Als Kind sei er von Hamburg nach Bad Eilsen im Kreis Schaumburg zu seinem Großvater geschickt worden. »Dort war damals schon die A 2, aber die Autobahn war so wenig befahren, dass ich sie zu Fuß überqueren konnte«, erinnert sich Halwe. Während der Großvater Heu machte, habe er der Eisenbahn zugeschaut. Dort sei der gleiche Triebwagen verkehrt, wie er ihn heute bei Steinfurth sehe. Es sind also auch Kindheitserinnerungen an das schöne Weserbergland, weswegen der »Flachländer« zu seinem Lieblingsplatz kommt. »Meine Frau und ich wohnen im Tal in der Nähe des Usa-Wellenbades, und es ist nunmal so, dass es diejenigen, die im Tal wohnen, auf die Höhe zieht«, meint Hans-Ulrich Halwe. Zudem fasziniere ihn die Natur, die er von »seiner« Bank aus beobachtet. Da fliegen Bussarde und Habichte, sieht er Störche und morgens auch Schwarzwild, Rehe und Hasen.

Sonntags fahren auf der Verbindungsstraße nach Steinfurth weniger Autos, ist es ruhiger an dem Plätzchen, dann hole ich mir, bevor ich hierher komme, beim Bäcker ein Stückchen und lasse mich hier nieder.

»Sie sehen, die Stadt hat hier zwar eine Mülltonne aufgestellt, aber einige Raucher werfen ihre Zigarettenpackungen trotzdem hier ins Grün«, klagt Halwe, der Vorsitzender des Bad Nauheimer Seniorenbeirates und ehemaliger Stadtverordneter ist. Dann sammelt er akribisch Müll rund um den Rosenpavillon auf und wirft ihn in den Behälter.

 

Einmal zum Sonnenaufgang

 

Bei schönem Wetter komme er mindestens zwei Mal pro Woche her, verknüpft mit einer kleinen Radtour. Von zu Hause habe er je nach Route etwa eine halbe Stunde Anfahrt. »Ich möchte ja keinen Weltrekord aufstellen. Wenn ich was zu sehen kriege, bleibe ich stehen und schaue«, sagt Halwe. Wenn meine Frau Lust und Laune hat, fährt sie mit. Seinen vier Enkeltöchtern hat Halwe seinen Lieblingsplatz auch gezeigt und ist mit ihnen durchs duftende Lavendellabyrinth gestapft. Da müsse man im Sommer aufpassen, weil es dort »summt und brummt« und sich viele Bienen und Hummeln dort tummeln.

Halwe, der für die städtische Tourismus und Stadtmarketing GmbH auch Stadtführungen auf den Spuren von Elvis Presley anbietet, erzählt schließlich darüber, dass es ihn wegen Elvis überhaupt erst in die Bad Nauheimer und Friedberger Gegend verschlagen habe. 1960 sei er nach Frankfurt zur Bahn gegangen. So habe er seine berufliche Leidenschaft mit der musikalischen verbinden können. »Aber ich kam erst am 1. April nach Frankfurt, und da war Elvis schon vier Wochen weg. Dann habe ich meine Liebe hier gefunden.« Beim Rock’n’Roll in der »Oase« in Friedberg, habe er seine Frau kennengelernt.

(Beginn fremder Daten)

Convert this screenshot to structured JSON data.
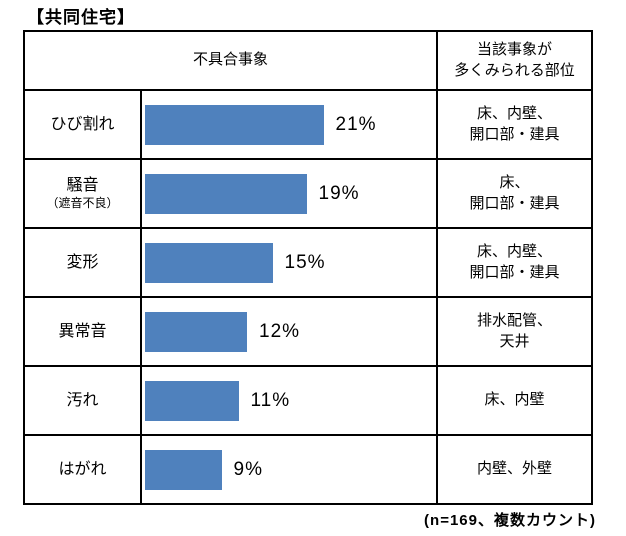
{
  "title": "【共同住宅】",
  "footnote": "(n=169、複数カウント)",
  "colors": {
    "bar": "#4F81BD",
    "border": "#000000",
    "text": "#000000"
  },
  "header": {
    "defect": "不具合事象",
    "location": [
      "当該事象が",
      "多くみられる部位"
    ]
  },
  "rows": [
    {
      "label": "ひび割れ",
      "sublabel": "",
      "percent": 21,
      "percent_label": "21%",
      "location": [
        "床、内壁、",
        "開口部・建具"
      ]
    },
    {
      "label": "騒音",
      "sublabel": "（遮音不良）",
      "percent": 19,
      "percent_label": "19%",
      "location": [
        "床、",
        "開口部・建具"
      ]
    },
    {
      "label": "変形",
      "sublabel": "",
      "percent": 15,
      "percent_label": "15%",
      "location": [
        "床、内壁、",
        "開口部・建具"
      ]
    },
    {
      "label": "異常音",
      "sublabel": "",
      "percent": 12,
      "percent_label": "12%",
      "location": [
        "排水配管、",
        "天井"
      ]
    },
    {
      "label": "汚れ",
      "sublabel": "",
      "percent": 11,
      "percent_label": "11%",
      "location": [
        "床、内壁"
      ]
    },
    {
      "label": "はがれ",
      "sublabel": "",
      "percent": 9,
      "percent_label": "9%",
      "location": [
        "内壁、外壁"
      ]
    }
  ],
  "chart_data": {
    "type": "bar",
    "orientation": "horizontal",
    "title": "【共同住宅】",
    "categories": [
      "ひび割れ",
      "騒音（遮音不良）",
      "変形",
      "異常音",
      "汚れ",
      "はがれ"
    ],
    "values": [
      21,
      19,
      15,
      12,
      11,
      9
    ],
    "value_labels": [
      "21%",
      "19%",
      "15%",
      "12%",
      "11%",
      "9%"
    ],
    "unit": "%",
    "xlabel": "",
    "ylabel": "不具合事象",
    "xlim": [
      0,
      35
    ],
    "grid": false,
    "legend": false,
    "bar_color": "#4F81BD",
    "column_headers": [
      "不具合事象",
      "当該事象が多くみられる部位"
    ],
    "locations": [
      "床、内壁、開口部・建具",
      "床、開口部・建具",
      "床、内壁、開口部・建具",
      "排水配管、天井",
      "床、内壁",
      "内壁、外壁"
    ],
    "annotations": [
      "(n=169、複数カウント)"
    ]
  }
}
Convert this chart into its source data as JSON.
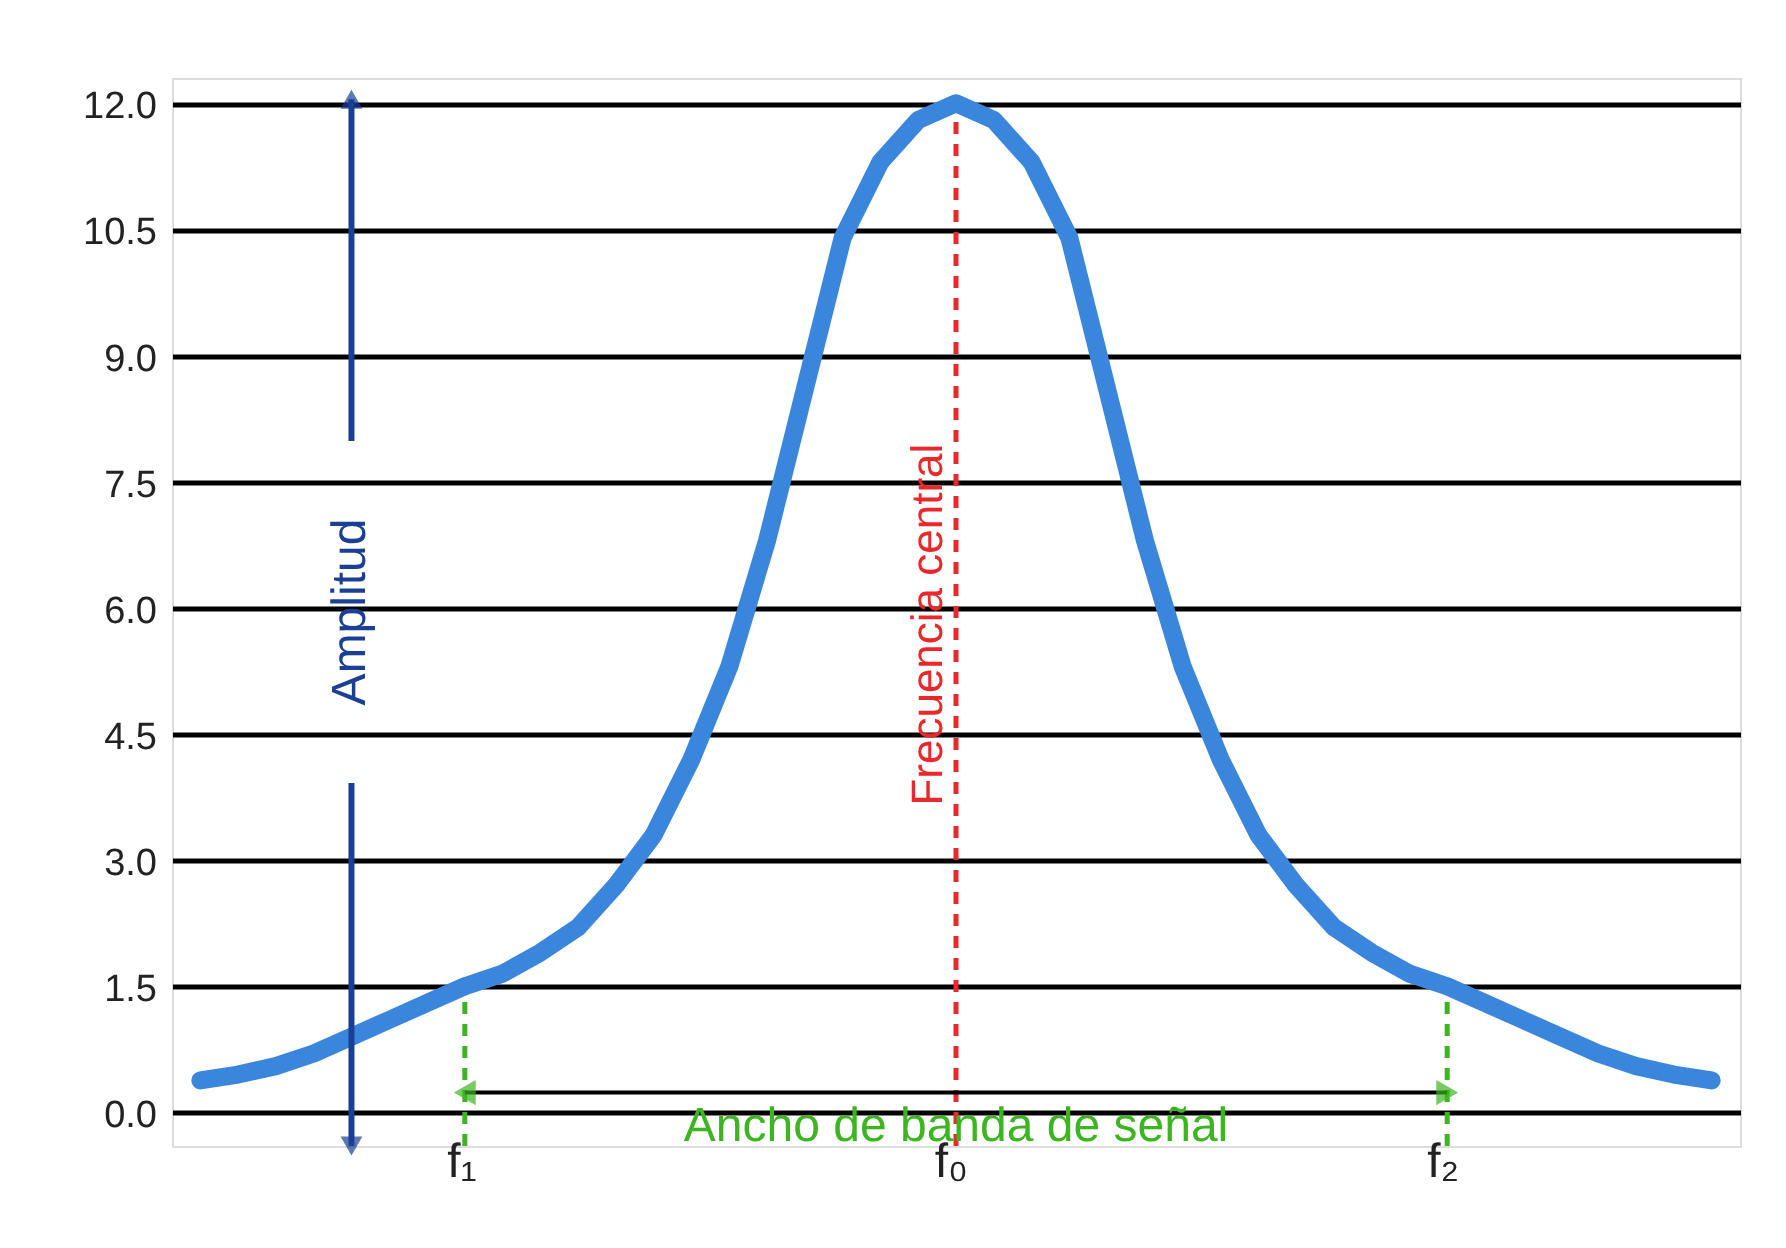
{
  "chart_data": {
    "type": "line",
    "categories": [
      null,
      null,
      null,
      null,
      null,
      null,
      null,
      "f₁",
      null,
      null,
      null,
      null,
      null,
      null,
      null,
      null,
      null,
      null,
      null,
      null,
      "f₀",
      null,
      null,
      null,
      null,
      null,
      null,
      null,
      null,
      null,
      null,
      null,
      null,
      "f₂",
      null,
      null,
      null,
      null,
      null,
      null,
      null
    ],
    "series": [
      {
        "color": "#3a86dc",
        "values": [
          0.38,
          0.45,
          0.55,
          0.7,
          0.9,
          1.1,
          1.3,
          1.5,
          1.65,
          1.9,
          2.2,
          2.7,
          3.3,
          4.2,
          5.3,
          6.8,
          8.6,
          10.4,
          11.3,
          11.8,
          12.0,
          11.8,
          11.3,
          10.4,
          8.6,
          6.8,
          5.3,
          4.2,
          3.3,
          2.7,
          2.2,
          1.9,
          1.65,
          1.5,
          1.3,
          1.1,
          0.9,
          0.7,
          0.55,
          0.45,
          0.38
        ]
      }
    ],
    "ylim": [
      -0.4,
      12.3
    ],
    "yticks": [
      {
        "value": 0,
        "label": "0.0"
      },
      {
        "value": 1.5,
        "label": "1.5"
      },
      {
        "value": 3,
        "label": "3.0"
      },
      {
        "value": 4.5,
        "label": "4.5"
      },
      {
        "value": 6,
        "label": "6.0"
      },
      {
        "value": 7.5,
        "label": "7.5"
      },
      {
        "value": 9,
        "label": "9.0"
      },
      {
        "value": 10.5,
        "label": "10.5"
      },
      {
        "value": 12,
        "label": "12.0"
      }
    ],
    "grid": "y",
    "ref_lines": [
      {
        "axis": "x",
        "value": "f₀",
        "label": "Frecuencia central",
        "color": "#e8282b",
        "line_style": "dashed"
      },
      {
        "axis": "x",
        "value": "f₁",
        "color": "#3cb521",
        "line_style": "dashed"
      },
      {
        "axis": "x",
        "value": "f₂",
        "color": "#3cb521",
        "line_style": "dashed"
      }
    ],
    "annotations": [
      "Amplitud",
      "Ancho de banda de señal"
    ]
  }
}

Ein Vorhaben hat Hans-Ulrich Halwe an seinem Lieblingsplatz allerdings noch nicht umgesetzt: Er möchte gerne im Sommer frühmorgens um 4 Uhr dort sein und dem Sonnenaufgang über dem Hoherodskopf zuschauen. »Das habe ich immer verpasst, weil ich im Bett geblieben bin. Ich muss eben mal den inneren Schweinehund überwinden«, scherzt Halwe, schwingt sich aufs Rad und fährt weiter in Richtung Steinfurth.